Ces «indigènes» étaient rétribués pour un séjour dont ils ne pouvaient imaginer ni les conditions, ni les conséquences sur leur santé. Ils étaient considérés comme une attraction, rien de plus. Leurs corps, habitats et rites étant exhibés pour un public friand de nouveauté. Ce qui peut nous choquer à l’heure actuelle doit pourtant être vu à travers les idées et la morale de l’époque. Idées et morale majoritaires qui offraient un terreau fertile à la prévalence de la race et des abus perpétués en son nom. Triste évocation…
Des expéditions allemandes (1907-1923) ont réalisé en Patagonie des captations sonores de chants Yagans.

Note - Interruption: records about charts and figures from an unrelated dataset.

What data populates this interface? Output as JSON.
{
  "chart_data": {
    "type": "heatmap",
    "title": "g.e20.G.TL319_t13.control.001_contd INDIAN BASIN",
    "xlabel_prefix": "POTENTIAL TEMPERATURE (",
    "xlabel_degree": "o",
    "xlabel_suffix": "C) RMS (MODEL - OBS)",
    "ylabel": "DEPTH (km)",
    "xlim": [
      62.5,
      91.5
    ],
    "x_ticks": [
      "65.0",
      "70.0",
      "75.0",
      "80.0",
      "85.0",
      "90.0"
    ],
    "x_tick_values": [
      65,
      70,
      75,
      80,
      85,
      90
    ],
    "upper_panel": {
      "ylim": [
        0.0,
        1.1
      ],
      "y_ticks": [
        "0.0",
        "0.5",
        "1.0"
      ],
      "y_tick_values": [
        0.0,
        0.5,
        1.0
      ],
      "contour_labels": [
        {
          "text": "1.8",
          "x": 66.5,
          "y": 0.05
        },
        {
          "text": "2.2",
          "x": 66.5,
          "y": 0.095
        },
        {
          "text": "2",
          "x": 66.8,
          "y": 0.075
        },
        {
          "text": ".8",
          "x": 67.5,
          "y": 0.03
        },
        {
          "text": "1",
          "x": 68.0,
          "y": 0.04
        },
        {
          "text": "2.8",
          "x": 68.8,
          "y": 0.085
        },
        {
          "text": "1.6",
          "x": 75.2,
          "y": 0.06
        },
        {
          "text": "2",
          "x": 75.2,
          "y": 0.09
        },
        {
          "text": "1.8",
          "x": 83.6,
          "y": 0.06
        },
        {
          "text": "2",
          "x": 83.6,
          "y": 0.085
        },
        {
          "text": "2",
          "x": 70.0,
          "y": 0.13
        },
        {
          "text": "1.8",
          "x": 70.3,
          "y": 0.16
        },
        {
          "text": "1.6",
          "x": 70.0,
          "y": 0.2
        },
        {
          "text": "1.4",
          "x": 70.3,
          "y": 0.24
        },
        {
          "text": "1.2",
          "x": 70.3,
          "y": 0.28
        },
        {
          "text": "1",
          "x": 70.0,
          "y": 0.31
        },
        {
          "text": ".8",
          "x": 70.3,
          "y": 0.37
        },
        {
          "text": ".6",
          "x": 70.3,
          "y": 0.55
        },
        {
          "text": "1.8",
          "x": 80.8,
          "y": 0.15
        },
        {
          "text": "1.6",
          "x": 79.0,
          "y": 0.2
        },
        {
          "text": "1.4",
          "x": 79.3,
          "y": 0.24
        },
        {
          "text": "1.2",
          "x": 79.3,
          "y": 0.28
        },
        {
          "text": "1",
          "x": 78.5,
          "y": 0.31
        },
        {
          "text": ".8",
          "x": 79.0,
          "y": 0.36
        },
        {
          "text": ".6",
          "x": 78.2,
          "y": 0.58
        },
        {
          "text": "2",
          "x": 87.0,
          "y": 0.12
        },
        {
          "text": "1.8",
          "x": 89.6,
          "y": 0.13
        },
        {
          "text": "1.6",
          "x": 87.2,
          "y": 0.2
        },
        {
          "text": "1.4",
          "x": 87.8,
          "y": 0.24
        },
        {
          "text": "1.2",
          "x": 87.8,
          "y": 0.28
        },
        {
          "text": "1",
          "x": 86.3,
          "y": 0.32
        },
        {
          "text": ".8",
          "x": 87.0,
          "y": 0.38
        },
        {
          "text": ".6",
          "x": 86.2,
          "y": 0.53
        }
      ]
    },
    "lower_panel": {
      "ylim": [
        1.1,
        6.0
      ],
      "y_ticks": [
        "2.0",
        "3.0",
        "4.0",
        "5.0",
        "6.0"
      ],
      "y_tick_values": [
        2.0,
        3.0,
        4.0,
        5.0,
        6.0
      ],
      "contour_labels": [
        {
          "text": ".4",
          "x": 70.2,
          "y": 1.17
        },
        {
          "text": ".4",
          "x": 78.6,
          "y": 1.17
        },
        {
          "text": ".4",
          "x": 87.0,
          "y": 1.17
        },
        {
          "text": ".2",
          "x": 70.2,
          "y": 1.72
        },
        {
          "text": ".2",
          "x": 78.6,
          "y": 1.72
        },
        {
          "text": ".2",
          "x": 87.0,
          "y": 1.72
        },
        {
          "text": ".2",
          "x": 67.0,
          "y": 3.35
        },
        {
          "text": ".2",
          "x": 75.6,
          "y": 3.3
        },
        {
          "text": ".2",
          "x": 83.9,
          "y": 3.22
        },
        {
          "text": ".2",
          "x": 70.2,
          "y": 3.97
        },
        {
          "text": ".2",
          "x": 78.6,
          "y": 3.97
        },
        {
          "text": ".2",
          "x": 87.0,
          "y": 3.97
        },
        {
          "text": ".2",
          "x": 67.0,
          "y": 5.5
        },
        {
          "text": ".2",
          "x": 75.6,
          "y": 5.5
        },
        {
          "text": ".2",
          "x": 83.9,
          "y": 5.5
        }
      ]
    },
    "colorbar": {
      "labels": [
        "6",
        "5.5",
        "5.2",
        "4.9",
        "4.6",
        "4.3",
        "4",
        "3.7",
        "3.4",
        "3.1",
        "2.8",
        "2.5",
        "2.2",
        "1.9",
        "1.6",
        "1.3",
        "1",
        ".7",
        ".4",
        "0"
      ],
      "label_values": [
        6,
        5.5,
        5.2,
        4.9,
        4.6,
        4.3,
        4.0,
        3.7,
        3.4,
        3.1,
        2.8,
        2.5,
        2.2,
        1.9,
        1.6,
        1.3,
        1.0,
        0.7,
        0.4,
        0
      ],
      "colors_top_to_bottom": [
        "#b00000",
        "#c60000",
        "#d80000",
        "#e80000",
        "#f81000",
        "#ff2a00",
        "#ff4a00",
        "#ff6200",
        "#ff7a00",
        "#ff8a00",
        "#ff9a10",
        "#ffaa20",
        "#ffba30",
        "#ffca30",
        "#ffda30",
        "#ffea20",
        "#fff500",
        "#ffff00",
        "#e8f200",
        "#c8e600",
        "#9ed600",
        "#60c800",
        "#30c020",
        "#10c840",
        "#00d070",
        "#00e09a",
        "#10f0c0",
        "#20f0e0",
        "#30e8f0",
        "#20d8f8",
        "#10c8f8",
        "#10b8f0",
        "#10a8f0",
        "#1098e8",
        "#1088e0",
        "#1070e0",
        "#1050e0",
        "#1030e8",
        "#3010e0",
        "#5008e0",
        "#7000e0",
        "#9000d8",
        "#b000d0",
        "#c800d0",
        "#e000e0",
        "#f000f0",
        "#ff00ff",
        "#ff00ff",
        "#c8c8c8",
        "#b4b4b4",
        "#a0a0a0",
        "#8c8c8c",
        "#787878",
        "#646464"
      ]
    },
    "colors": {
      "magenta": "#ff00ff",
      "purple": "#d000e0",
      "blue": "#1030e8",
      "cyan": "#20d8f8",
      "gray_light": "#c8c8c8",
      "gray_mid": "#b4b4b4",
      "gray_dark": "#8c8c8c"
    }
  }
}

Les enregistrements originaux sur rouleaux de cire étaient conservés au Musée Ethnologique de Berlin. Leur écoute lors de la cérémonie qu’ils nommèrent de résilience, en présence des représentants Indiens Yagans et Selk’nams, a permis au public de découvrir ces chants autochtones de la Terre de Feu, qu’on disait disparus depuis 1950.
L. Chr. Koch8 remit à chacun des représentants un CD contenant ces chants, forme de réparation et de reconnaissance pour les descendants des Patagoniens. Ceux-ci reçurent ce témoignage sonore avec une émotion palpable.
Puis vint l’évocation d’une injustice :
la conservation dans nos musées de restes humains provenant de ces peuples méconnus. Augmenter la fréquentation de nos musées en a probablement été une des raisons. L’étude de ces «restes» humains a certes, permis de donner des réponses à certaines questions que les archéologues et anthropologue se posaient et parfois se posent encore sur la disparition de ces civilisations. L’anthropométrie a ainsi alimenté les théories justifiant la différentiation raciale.
Enfin, au delà de l’immersion culturelle, la rencontre humaine…
Mirtha Salamanca9, représentante du peuple Selk’nam, nous conta l’histoire de son peuple victime de la colonisation, déprécié, maintenu en esclavage ayant subi un génocide légalisé et rétribué. Mais pour Mirtha, ce n’est pas de l’histoire. L’histoire ne s’invente pas, elle se ressent. C’est le vécu de ses arrières grands-mères, grands-mères et mère qui ont été témoins de toutes ces horreurs. Souvenirs transmis de génération en génération qu’elle nous relata d’une voix empreinte d’émotion et de dignité :
« Avant toutes choses, je voudrais préciser que nous n’avons pas de race. Ce sont les chiens qui ont une race. Nous sommes humains comme vous et pourtant nous avons tant subi! Nos hommes ont été pourchassés comme des animaux, mutilés, déportés et maintenus en esclavage. Nos hommes étaient les victimes principales de ces agissements. Nous les femmes, devenues pour la plupart veuves, furent réduites à l’esclavage et violées. Les enfants métisses nés de ces violences perdaient toute appartenance à notre peuple et sa culture. Notre langue et nos rites ont été interdits et c’est pour cela qu’on nous a dit disparus ! Pourtant je suis là, devant vous, reconnaissante d’avoir été invitée pour en témoigner ».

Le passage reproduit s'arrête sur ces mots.